Believe it or not, this was a question asked by a primary teacher.  I guess I shouldn't be surprised, but in retrospect, I was stunned. Therefore, I decided this topic would make a great blog post.

The answer is not as easy as it may seem. A circle could have one curved side depending on the definition of "side!"  It could have two sides - inside and outside; however this is mathematically irrelevant. Could a circle have infinite sides? Yes, if each side were very tiny. Finally, a circle could have no sides if a side is defined as a straight line. So which one should a teacher use?

By definition a circle is a perfectly round 2-dimensional shape that has all of its points the same distance from the center. If asked then how many sides does it have, the question itself simply does not apply if "sides" has the same meaning as in a rectangle or square.

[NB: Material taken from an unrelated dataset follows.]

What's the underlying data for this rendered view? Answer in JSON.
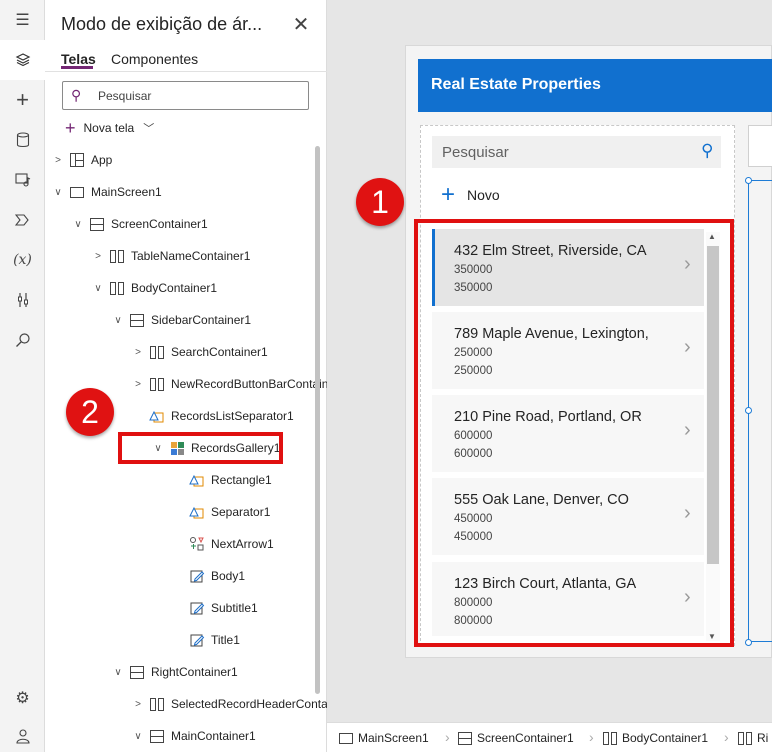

I believe the word "side" should be restricted to polygons (two dimensional shapes). A good but straight forward definition of a polygon is a many sided shape.  A side is formed when two lines meet at a polygon vertex. Using this definition then allows us to say:
  1.  A circle is not a polygon.
  2.  A circle has no sides.
One way a primary teacher can help students learn some of the correct terminology of a circle is to use concrete ways.  For instance,  the perimeter of a circle is called the circumference.  It is the line that forms the outside edge of a circle or any closed curve. If you have a circle rug in your classroom, ask the students is to come and sit on the circumference of the circle. If you use this often, they will know, but better yet understand circumference.

For older students, you might want to try drawing a circle by putting a pin in a board. Then put a loop of string around the pin, and insert a pencil into the loop. Keeping the string stretched, the students can draw a circle!

And just because I knew you wanted to know, when we divide the circumference by the diameter we get 3.141592654... which is the number π (Pi)!  How cool is that?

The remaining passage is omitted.